The European Championships and Commonwealth Games 1500m champion won in a time of eight minutes 40.34 seconds.

Melissa Courtney-Bryant finished second in the time of 8:41.09, while Katie Snowden took third in 8:47.41. A fourth Birtish runner in a row Hannah Nuttall at 8:47.72 gave North Americans a run for their money.

It was a new personal best for Snowden who previously ran 9:13.54 in 2018. Muir holds the British, Scottish and European records for the run with her 8:26.41 performance from Messehalle, Karlsruhe, Germany in 2017. The 29-year-old holds three other indoor records in the 1000m, 1500m and 5000m distances. Her 1000m 2:31.93 may be he her most impressive.

Muir also holds the 1000m and 1500m outdoor British records at 2:30.82 and 3:54.50. In August 2022, Muir ran a new 3000m outdoors personal best in the Lausanne Diamond League meet clocking a 8:30.53 finish. She is an 11-time Diamond League winner.

Lucia Stafford found her groove

Toronto’s Lucia Stafford ran to a personal best time at the New Balance Indoor Grand Prix in Boston on Saturday.

The 24-year-old clocked a 4:23.52 to finish second behind American Heather MacLean who ran 4:23.42.

Esther Guerrero of Spain took third in the time of 4:24.92 for a new personal best.

Stafford was in third position at 800m then moved into second place at 1200m. The 27-year-old MacLean held on for the win to also acheive a new personal best.

Stafford was coming off a Canadian and North American record run in the 1000m event on January 28 at Boston University clocking a 2:33.75 performance. It is her first national or area record of her career.

Just two months prior, Stafford ran the second-fastest Canadian road 5K on November 12 of 15:20 at the Road2Hope Marathon weekend in Hamilton, Ontario. Emilie Mondor holds the record from 2004 at 15:16 from Chula Vista, Cal. Stafford narrowly missed the final at the Tokyo Olympic Games in the 1500m distance event. She seems to be in the mode to continue to run at or near national records this summer.

Ben Flanagan…

Also on Saturday, Ben Flanagan of Kitchener, Ontario finished fifth in the men’s 3000m in the time of 7:43.49. American Woody Kincaid won clocking a 7:40.71.

The week prior, Flanagan set an indoors 5000m best of 13:11.12. The 28-year-old will need to run sub-13:07 to make the Canadian team competing at the World Athletics Championships. He will also need to be world ranked high enough — regardless of time — as well as be a top-three Canadian. He has his domestic competition, and is also known more for his 10,000m ability. Currently the fastest Canadian is St.
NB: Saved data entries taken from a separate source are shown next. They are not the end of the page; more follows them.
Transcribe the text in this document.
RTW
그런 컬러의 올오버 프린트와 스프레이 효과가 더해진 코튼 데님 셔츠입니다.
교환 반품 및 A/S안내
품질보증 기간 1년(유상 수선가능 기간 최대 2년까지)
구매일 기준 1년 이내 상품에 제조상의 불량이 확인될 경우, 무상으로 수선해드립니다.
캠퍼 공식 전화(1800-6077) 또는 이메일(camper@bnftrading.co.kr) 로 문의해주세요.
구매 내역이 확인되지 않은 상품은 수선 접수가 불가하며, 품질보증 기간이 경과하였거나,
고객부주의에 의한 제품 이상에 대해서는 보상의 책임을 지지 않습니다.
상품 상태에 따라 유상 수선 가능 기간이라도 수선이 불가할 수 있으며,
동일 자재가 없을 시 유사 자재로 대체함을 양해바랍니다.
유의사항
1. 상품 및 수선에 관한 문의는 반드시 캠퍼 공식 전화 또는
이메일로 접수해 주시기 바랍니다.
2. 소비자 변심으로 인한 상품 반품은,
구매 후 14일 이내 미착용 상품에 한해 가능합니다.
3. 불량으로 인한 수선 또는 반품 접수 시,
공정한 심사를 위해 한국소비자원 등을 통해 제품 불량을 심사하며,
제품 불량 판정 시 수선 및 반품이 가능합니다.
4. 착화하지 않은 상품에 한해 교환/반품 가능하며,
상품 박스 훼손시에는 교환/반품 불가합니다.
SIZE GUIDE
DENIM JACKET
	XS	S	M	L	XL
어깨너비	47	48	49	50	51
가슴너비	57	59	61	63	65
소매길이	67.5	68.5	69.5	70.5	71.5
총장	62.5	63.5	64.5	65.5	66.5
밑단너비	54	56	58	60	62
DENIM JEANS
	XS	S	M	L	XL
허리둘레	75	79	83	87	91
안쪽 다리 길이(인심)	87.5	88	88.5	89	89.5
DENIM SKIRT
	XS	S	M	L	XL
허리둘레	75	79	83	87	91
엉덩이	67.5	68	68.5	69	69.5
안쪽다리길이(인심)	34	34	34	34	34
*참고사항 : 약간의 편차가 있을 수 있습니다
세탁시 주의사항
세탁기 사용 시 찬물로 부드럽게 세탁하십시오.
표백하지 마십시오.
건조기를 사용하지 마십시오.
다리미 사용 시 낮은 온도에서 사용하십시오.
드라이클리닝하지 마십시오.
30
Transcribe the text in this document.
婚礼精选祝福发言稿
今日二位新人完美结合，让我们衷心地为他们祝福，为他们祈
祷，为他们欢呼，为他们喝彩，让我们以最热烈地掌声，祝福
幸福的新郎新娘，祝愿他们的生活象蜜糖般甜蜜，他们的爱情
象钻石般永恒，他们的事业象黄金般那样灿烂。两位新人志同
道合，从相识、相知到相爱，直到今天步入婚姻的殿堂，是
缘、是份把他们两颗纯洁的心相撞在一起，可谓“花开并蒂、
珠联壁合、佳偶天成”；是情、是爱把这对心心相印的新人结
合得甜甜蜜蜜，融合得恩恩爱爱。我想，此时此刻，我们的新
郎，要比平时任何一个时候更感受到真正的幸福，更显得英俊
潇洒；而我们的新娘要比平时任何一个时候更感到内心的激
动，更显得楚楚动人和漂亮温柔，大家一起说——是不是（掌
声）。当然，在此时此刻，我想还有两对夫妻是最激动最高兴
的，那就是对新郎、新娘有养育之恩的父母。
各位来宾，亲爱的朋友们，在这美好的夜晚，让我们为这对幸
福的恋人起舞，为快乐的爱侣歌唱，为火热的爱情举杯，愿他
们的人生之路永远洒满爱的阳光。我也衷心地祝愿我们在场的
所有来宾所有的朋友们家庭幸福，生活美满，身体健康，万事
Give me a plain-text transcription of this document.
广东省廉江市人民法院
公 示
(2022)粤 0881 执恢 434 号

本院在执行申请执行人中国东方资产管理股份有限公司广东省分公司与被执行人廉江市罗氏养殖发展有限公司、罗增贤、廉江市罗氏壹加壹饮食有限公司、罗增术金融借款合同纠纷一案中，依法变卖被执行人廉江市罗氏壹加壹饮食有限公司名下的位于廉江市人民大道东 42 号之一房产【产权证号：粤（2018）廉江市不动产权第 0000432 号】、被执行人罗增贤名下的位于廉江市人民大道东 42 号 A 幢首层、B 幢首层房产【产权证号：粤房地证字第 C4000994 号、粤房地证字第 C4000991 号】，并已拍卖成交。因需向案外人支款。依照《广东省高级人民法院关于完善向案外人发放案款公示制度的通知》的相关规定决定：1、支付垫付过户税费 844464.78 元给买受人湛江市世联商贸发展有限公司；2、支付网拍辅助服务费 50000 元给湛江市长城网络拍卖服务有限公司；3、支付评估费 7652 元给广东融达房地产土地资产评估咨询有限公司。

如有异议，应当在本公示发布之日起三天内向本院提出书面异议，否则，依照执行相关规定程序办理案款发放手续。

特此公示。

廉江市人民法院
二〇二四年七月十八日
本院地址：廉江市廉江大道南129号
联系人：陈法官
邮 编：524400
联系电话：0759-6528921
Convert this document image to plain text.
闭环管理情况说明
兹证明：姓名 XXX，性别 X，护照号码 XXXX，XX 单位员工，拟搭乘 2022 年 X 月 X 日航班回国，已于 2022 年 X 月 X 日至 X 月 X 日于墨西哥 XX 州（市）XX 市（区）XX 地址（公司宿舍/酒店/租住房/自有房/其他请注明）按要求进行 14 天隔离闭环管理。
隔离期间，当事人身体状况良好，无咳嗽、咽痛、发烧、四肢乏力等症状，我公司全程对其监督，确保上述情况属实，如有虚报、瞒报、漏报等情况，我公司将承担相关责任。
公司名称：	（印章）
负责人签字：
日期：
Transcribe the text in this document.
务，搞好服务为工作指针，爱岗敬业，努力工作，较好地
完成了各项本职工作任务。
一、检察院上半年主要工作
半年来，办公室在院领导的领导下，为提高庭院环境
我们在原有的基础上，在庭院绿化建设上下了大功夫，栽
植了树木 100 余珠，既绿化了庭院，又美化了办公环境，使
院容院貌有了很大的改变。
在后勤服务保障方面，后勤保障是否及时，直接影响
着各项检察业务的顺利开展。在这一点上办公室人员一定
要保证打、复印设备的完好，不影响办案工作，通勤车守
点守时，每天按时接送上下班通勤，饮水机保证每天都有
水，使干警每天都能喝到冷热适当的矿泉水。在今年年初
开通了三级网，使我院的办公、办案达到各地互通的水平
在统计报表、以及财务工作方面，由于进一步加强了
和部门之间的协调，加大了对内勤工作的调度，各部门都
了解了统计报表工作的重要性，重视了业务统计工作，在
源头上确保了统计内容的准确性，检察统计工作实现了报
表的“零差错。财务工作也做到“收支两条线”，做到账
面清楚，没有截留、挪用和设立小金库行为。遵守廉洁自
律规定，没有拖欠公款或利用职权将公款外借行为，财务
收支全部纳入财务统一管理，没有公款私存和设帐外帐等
Catherines, Ont., native Mo Ahmed, who holds the North American 5000m record at 12:47.20. Second all time in North America is Toronto’s Justyn Knight at 12:51.93.

Coming up of course is the continuation of the indoors season as well as a couple of noteworthy marathons including the Boston and London events that are World Marathon Majors. Boston will have the all time greatest marathon runner Eliud Kipchoge toeing the line. London has arguably the deepest men’s and women’s field in history. For Canadians two-time Olympian and former national record holder Malindi Elmore will be racing Boston, while current national record holder Natasha Wodak (2:23:12, Berlin 2022) — also a two-time Olympian will be running in London.

For Canadians, Julie-Anne Staehli will be competing indoors in Boston February 11 in the 5000m at the Boston University David Hemery Valentine meet. She will be improving on her own personal best of 16:33.45 from Boston 2016. It will be intrguiing how fast she will go as she owns an outdoors best of 14:57.50. The World Athletics standard for the 2023 Budapest, Hungary championships is 14:57.00. Expect her to make a run at that time this spring.